Piëchs Lkw-Pläne:VW und MAN brechen mit guter Unternehmensführung
Der Wolfsburger Autobauer beansprucht drei Sitze im Aufsichtsrat des Lkw-Herstellers. Da gibt es nur ein Problem: Die geplante Berufung verstößt gegen den Corporate-Governance-Kodex. Dem Gremium ist das egal.

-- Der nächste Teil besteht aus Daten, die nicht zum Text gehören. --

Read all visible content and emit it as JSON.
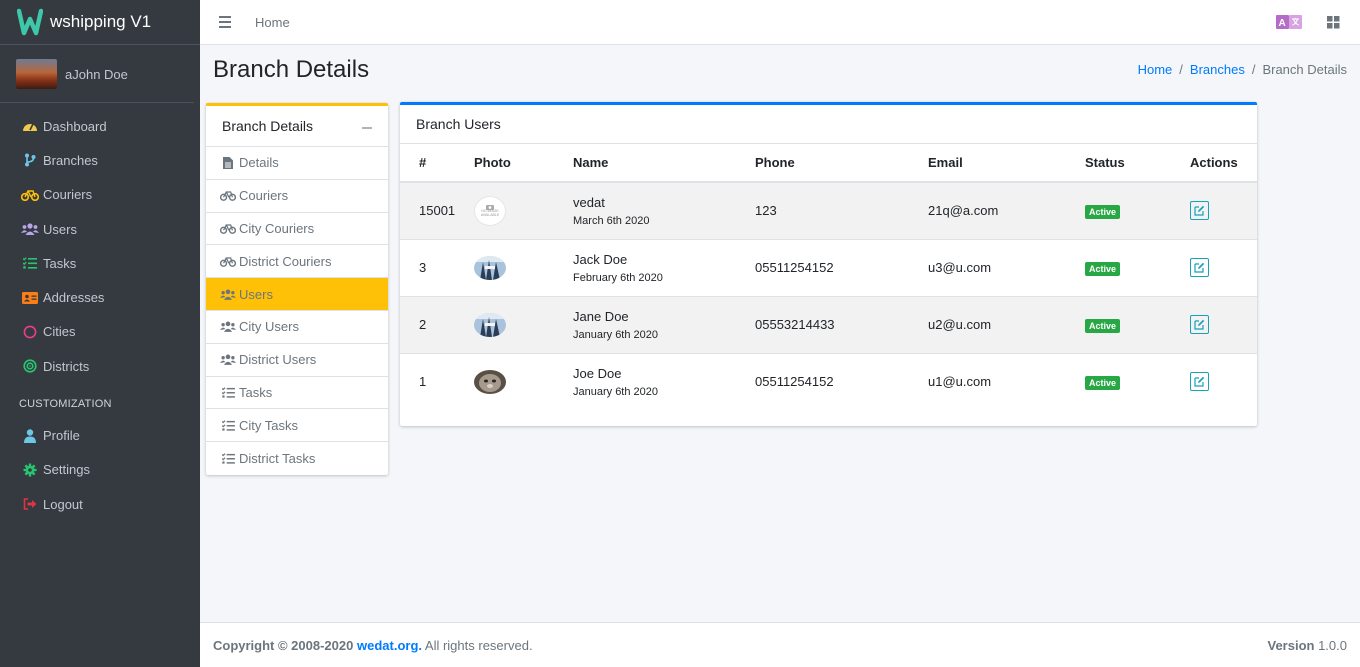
{
  "brand": {
    "title": "wshipping V1",
    "logo_letter": "W"
  },
  "user": {
    "name": "aJohn Doe"
  },
  "sidebar": {
    "items": [
      {
        "label": "Dashboard",
        "icon": "tachometer-icon",
        "color": "#f2c94c"
      },
      {
        "label": "Branches",
        "icon": "code-branch-icon",
        "color": "#6ec6e6"
      },
      {
        "label": "Couriers",
        "icon": "bicycle-icon",
        "color": "#ffc107"
      },
      {
        "label": "Users",
        "icon": "users-icon",
        "color": "#b9a6e8"
      },
      {
        "label": "Tasks",
        "icon": "tasks-icon",
        "color": "#28c76f"
      },
      {
        "label": "Addresses",
        "icon": "address-card-icon",
        "color": "#fd7e14"
      },
      {
        "label": "Cities",
        "icon": "circle-icon",
        "color": "#e83e8c"
      },
      {
        "label": "Districts",
        "icon": "bullseye-icon",
        "color": "#28c76f"
      }
    ],
    "section_header": "CUSTOMIZATION",
    "custom_items": [
      {
        "label": "Profile",
        "icon": "user-icon",
        "color": "#6ec6e6"
      },
      {
        "label": "Settings",
        "icon": "gear-icon",
        "color": "#28c76f"
      },
      {
        "label": "Logout",
        "icon": "sign-out-icon",
        "color": "#dc3545"
      }
    ]
  },
  "navbar": {
    "home": "Home"
  },
  "page": {
    "title": "Branch Details"
  },
  "breadcrumb": {
    "home": "Home",
    "branches": "Branches",
    "current": "Branch Details",
    "separator": "/"
  },
  "left_card": {
    "title": "Branch Details",
    "links": [
      {
        "label": "Details",
        "icon": "file-icon"
      },
      {
        "label": "Couriers",
        "icon": "bicycle-icon"
      },
      {
        "label": "City Couriers",
        "icon": "bicycle-icon"
      },
      {
        "label": "District Couriers",
        "icon": "bicycle-icon"
      },
      {
        "label": "Users",
        "icon": "users-icon",
        "active": true
      },
      {
        "label": "City Users",
        "icon": "users-icon"
      },
      {
        "label": "District Users",
        "icon": "users-icon"
      },
      {
        "label": "Tasks",
        "icon": "tasks-icon"
      },
      {
        "label": "City Tasks",
        "icon": "tasks-icon"
      },
      {
        "label": "District Tasks",
        "icon": "tasks-icon"
      }
    ]
  },
  "main_card": {
    "title": "Branch Users",
    "columns": [
      "#",
      "Photo",
      "Name",
      "Phone",
      "Email",
      "Status",
      "Actions"
    ],
    "rows": [
      {
        "id": "15001",
        "photo": "no-image",
        "name": "vedat",
        "date": "March 6th 2020",
        "phone": "123",
        "email": "21q@a.com",
        "status": "Active"
      },
      {
        "id": "3",
        "photo": "user-photo",
        "name": "Jack Doe",
        "date": "February 6th 2020",
        "phone": "05511254152",
        "email": "u3@u.com",
        "status": "Active"
      },
      {
        "id": "2",
        "photo": "user-photo",
        "name": "Jane Doe",
        "date": "January 6th 2020",
        "phone": "05553214433",
        "email": "u2@u.com",
        "status": "Active"
      },
      {
        "id": "1",
        "photo": "animal-photo",
        "name": "Joe Doe",
        "date": "January 6th 2020",
        "phone": "05511254152",
        "email": "u1@u.com",
        "status": "Active"
      }
    ],
    "no_image_text": "NO IMAGE AVAILABLE"
  },
  "footer": {
    "copyright": "Copyright © 2008-2020",
    "link": "wedat.org.",
    "rights": "All rights reserved.",
    "version_label": "Version",
    "version": "1.0.0"
  },
  "colors": {
    "accent": "#007bff",
    "warning": "#ffc107",
    "success": "#28a745",
    "sidebar": "#343a40"
  }
}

von Gerhard HegmannMünchen
Volkswagen beansprucht die Mehrheit im MAN-Aufsichtsrat, obwohl das Unternehmen nicht die Mehrheit am Kapital des Lkw-Herstellers hält. Zudem sollen drei VW-Spitzenmanager in das Kontrollgremium einziehen, die gleichzeitig im Aufsichtsrat des MAN-Rivalen Scania sitzen. Das geht aus der Kandidatenliste für den Aufsichtsrat hervor, die MAN am Dienstag veröffentlichte.

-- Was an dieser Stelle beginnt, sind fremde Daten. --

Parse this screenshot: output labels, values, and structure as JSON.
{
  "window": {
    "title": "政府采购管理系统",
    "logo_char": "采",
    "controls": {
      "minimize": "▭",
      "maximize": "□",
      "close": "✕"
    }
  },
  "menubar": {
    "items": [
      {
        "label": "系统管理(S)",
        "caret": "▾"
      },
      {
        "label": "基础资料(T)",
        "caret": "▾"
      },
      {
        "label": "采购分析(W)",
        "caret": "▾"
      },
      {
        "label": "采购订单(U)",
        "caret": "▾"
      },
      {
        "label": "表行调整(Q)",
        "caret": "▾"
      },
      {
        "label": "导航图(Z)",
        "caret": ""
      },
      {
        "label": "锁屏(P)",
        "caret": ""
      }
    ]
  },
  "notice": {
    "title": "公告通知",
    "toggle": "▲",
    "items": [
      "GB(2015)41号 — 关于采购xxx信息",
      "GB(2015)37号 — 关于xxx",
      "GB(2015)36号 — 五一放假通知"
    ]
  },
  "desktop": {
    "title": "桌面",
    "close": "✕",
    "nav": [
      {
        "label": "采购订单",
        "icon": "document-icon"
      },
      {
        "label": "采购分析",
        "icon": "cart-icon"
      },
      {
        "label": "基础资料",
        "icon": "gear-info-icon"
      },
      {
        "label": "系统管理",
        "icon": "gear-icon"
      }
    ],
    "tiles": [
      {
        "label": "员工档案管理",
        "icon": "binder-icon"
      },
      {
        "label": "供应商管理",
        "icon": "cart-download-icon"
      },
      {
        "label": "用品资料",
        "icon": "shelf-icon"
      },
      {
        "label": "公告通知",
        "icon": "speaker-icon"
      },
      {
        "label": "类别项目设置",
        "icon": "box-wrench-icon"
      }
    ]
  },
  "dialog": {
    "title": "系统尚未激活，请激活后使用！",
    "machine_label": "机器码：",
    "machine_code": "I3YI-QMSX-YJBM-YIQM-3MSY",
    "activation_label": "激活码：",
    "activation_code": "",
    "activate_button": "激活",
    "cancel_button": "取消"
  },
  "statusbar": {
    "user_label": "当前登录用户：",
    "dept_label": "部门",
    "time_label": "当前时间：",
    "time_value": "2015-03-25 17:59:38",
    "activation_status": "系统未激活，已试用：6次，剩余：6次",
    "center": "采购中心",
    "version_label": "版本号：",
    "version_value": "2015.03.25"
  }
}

Der Münchner Konzern räumte auf seinen Investor-Relations-Seiten ein, dass die geplante Berufung dreier Volkswagen-Vorstände gegen die Empfehlungen des deutschen Kodex für gute Unternehmensführung (Corporate Governance) verstoßen wird. "Der MAN-Aufsichtsrat ist jedoch der Auffassung, dass eine entsprechende Wahl eine Kooperation mit Scania erleichtert und daher im Interesse der MAN SE liegt", heißt es zur Begründung. Aus Wolfsburg sollen Konzernchef Martin Winterkorn, sein Finanzvorstand Hans Dieter Pötsch sowie Jochem Heizmann, verantwortlich für das Nutzfahrzeuggeschäft, in den MAN-Aufsichtsrat einziehen. Insgesamt beansprucht VW dort fünf der acht Mandate der Anteilseignerseite.

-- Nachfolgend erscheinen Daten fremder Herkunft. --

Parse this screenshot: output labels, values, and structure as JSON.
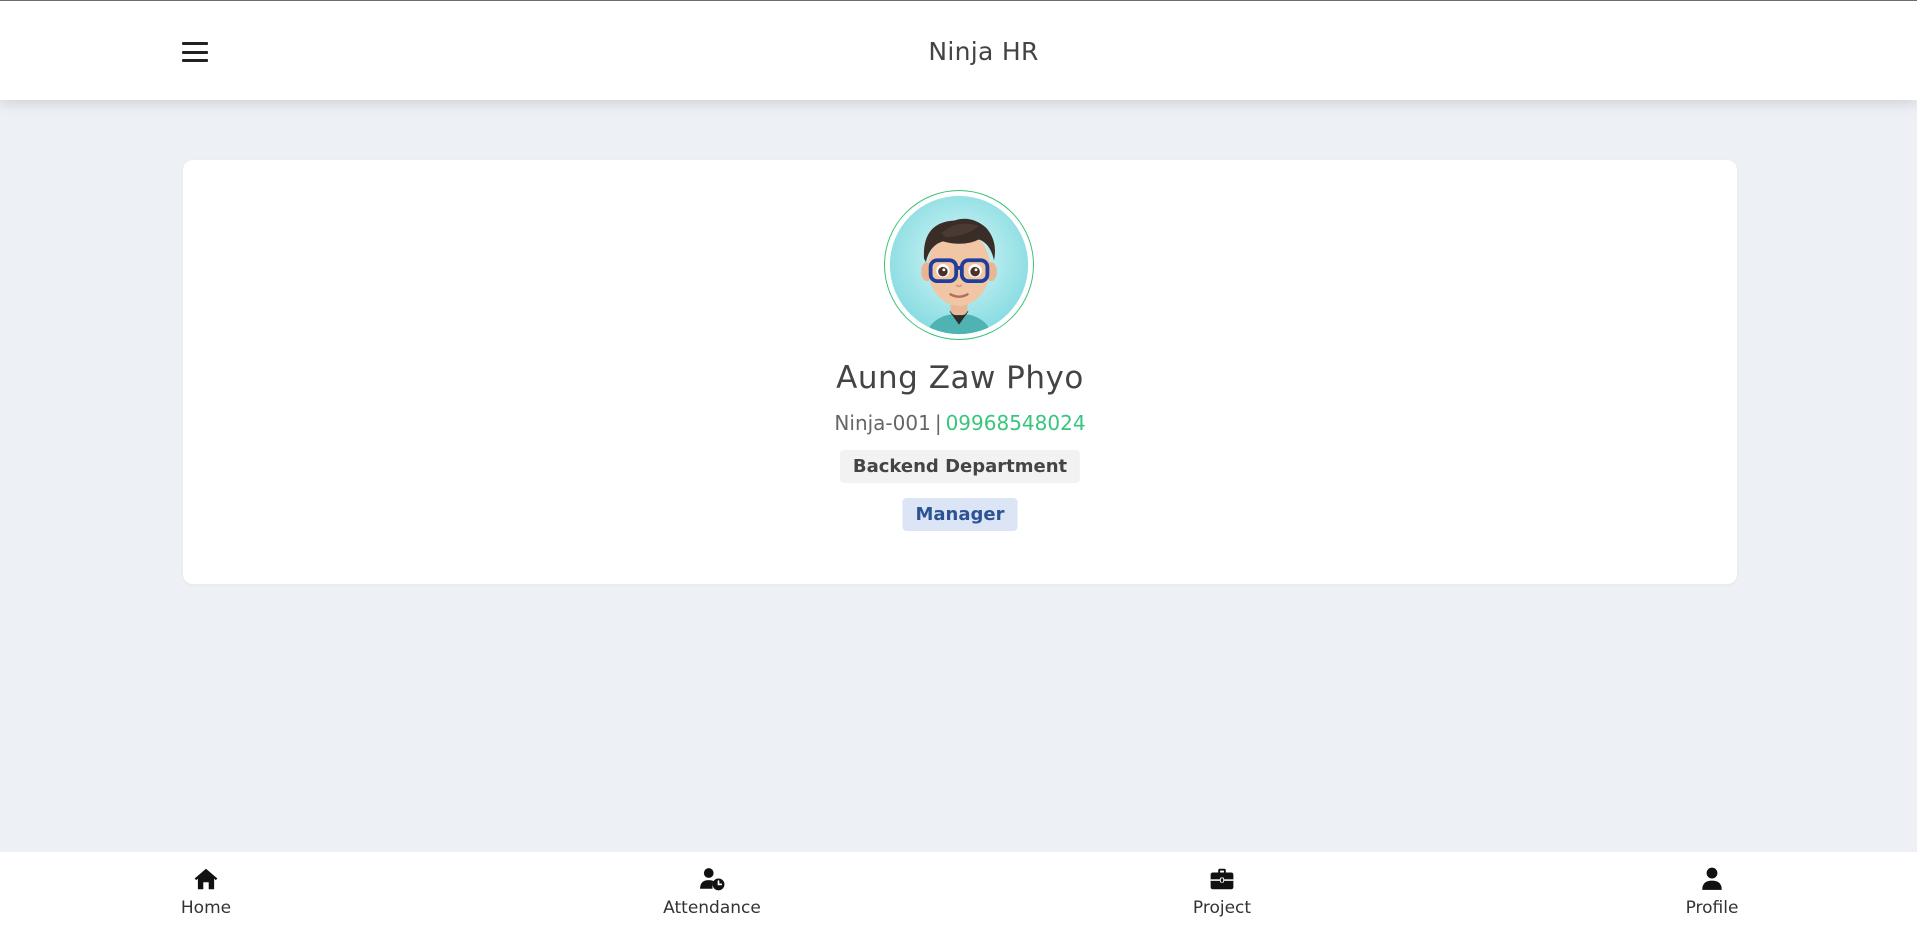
{
  "header": {
    "title": "Ninja HR",
    "menu_icon": "hamburger-menu-icon"
  },
  "profile": {
    "name": "Aung Zaw Phyo",
    "employee_id": "Ninja-001",
    "separator": "|",
    "phone": "09968548024",
    "department": "Backend Department",
    "role": "Manager"
  },
  "bottom_nav": {
    "items": [
      {
        "label": "Home",
        "icon": "home-icon"
      },
      {
        "label": "Attendance",
        "icon": "user-clock-icon"
      },
      {
        "label": "Project",
        "icon": "briefcase-icon"
      },
      {
        "label": "Profile",
        "icon": "user-icon"
      }
    ]
  },
  "colors": {
    "background": "#edf1f5",
    "accent_green": "#3ac47d",
    "role_badge_text": "#2d5394",
    "role_badge_bg": "#dbe5f5"
  }
}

Martin Winterkorn auf der Hauptversammlung von Volkswagen
Der Autobauer könnte dann bei MAN durchregieren. Jüngst hatte VW den Aktionären des Konzerns ein Übernahmeangebot unterbreitet, mit dem man den Anteil von derzeit knapp über 30 Prozent auf etwa 35 bis 40 Prozent erhöhen möchte. Drahtzieher ist Volkswagen-Patriarch Ferdinand Piëch, der auch MAN-Aufsichtsratschef ist. Er will die Lkw-Marken MAN und Scania zusammenführen. Obwohl das Bundeskartellamt VWs Aufstockung bei MAN noch nicht zugestimmt hat, soll der Aufsichtsrat nun bereits nach Piëchs Vorstellungen besetzt werden.
Mit dem Schritt würde der 74-Jährige seine Macht bei MAN überproportional ausweiten. Die Vorschläge zur Besetzung des Kontrollgremiums sorgen deshalb bei Corporate-Governance-Experten für heftige Kritik. Zwar sehen weder das Aktienrecht noch der Corporate Governance Kodex Quoten für eine Besetzung der Kontrollgremien vor. Dennoch verstößt der MAN-Vorschlag nach Ansicht des Betriebswirtschaftsprofessors Manuel Theisen gegen den Kodex, weil er einseitig die Interessen eines Aktionärs stützt. Der Aufsichtsrat habe aber die Unternehmensinteressen zu schützen. Daniela Bergdolt von der Schutzvereinigung für Wertpapierbesitz sagte: "Damit werden Rechte der Kleinaktionäre ausgehebelt."
Die Neuwahl des MAN-Aufsichtsrats steht turnusgemäß auf der Hauptversammlung am 27. Juni an. Neben Piëch tritt auch Audi-Chef Rupert Stadler erneut an.
Nur drei MAN-Kontrolleure der Kapitalseite würden künftig nicht aus dem Volkswagen-Umfeld stammen: Michael Behrendt als Vorstandschef von Hapag-Lloyd, Ekkehard Schulz, der Ex-Konzernchef von ThyssenKrupp, sowie die neu nominierte Angelika Pohlenz, Generalsekretärin der Internationalen Handelskammer Berlin.
Widerstand für seine Lkw-Fusionspläne muss Piëch in dem Gremium damit kaum mehr fürchten. Mit Ex-Münchener-Rück-Vorstand Heiner Hasford und der Leiterin des Instituts für Demoskopie Allensbach, Renate Köcher, scheiden zwei seiner größten Kritiker aus. Beide hatten sich widersetzt, als Piëch im Alleingang nahezu die gesamte MAN-Spitze um den damaligen Chef Hakan Samuelsson aus dem Amt gedrängt hatte.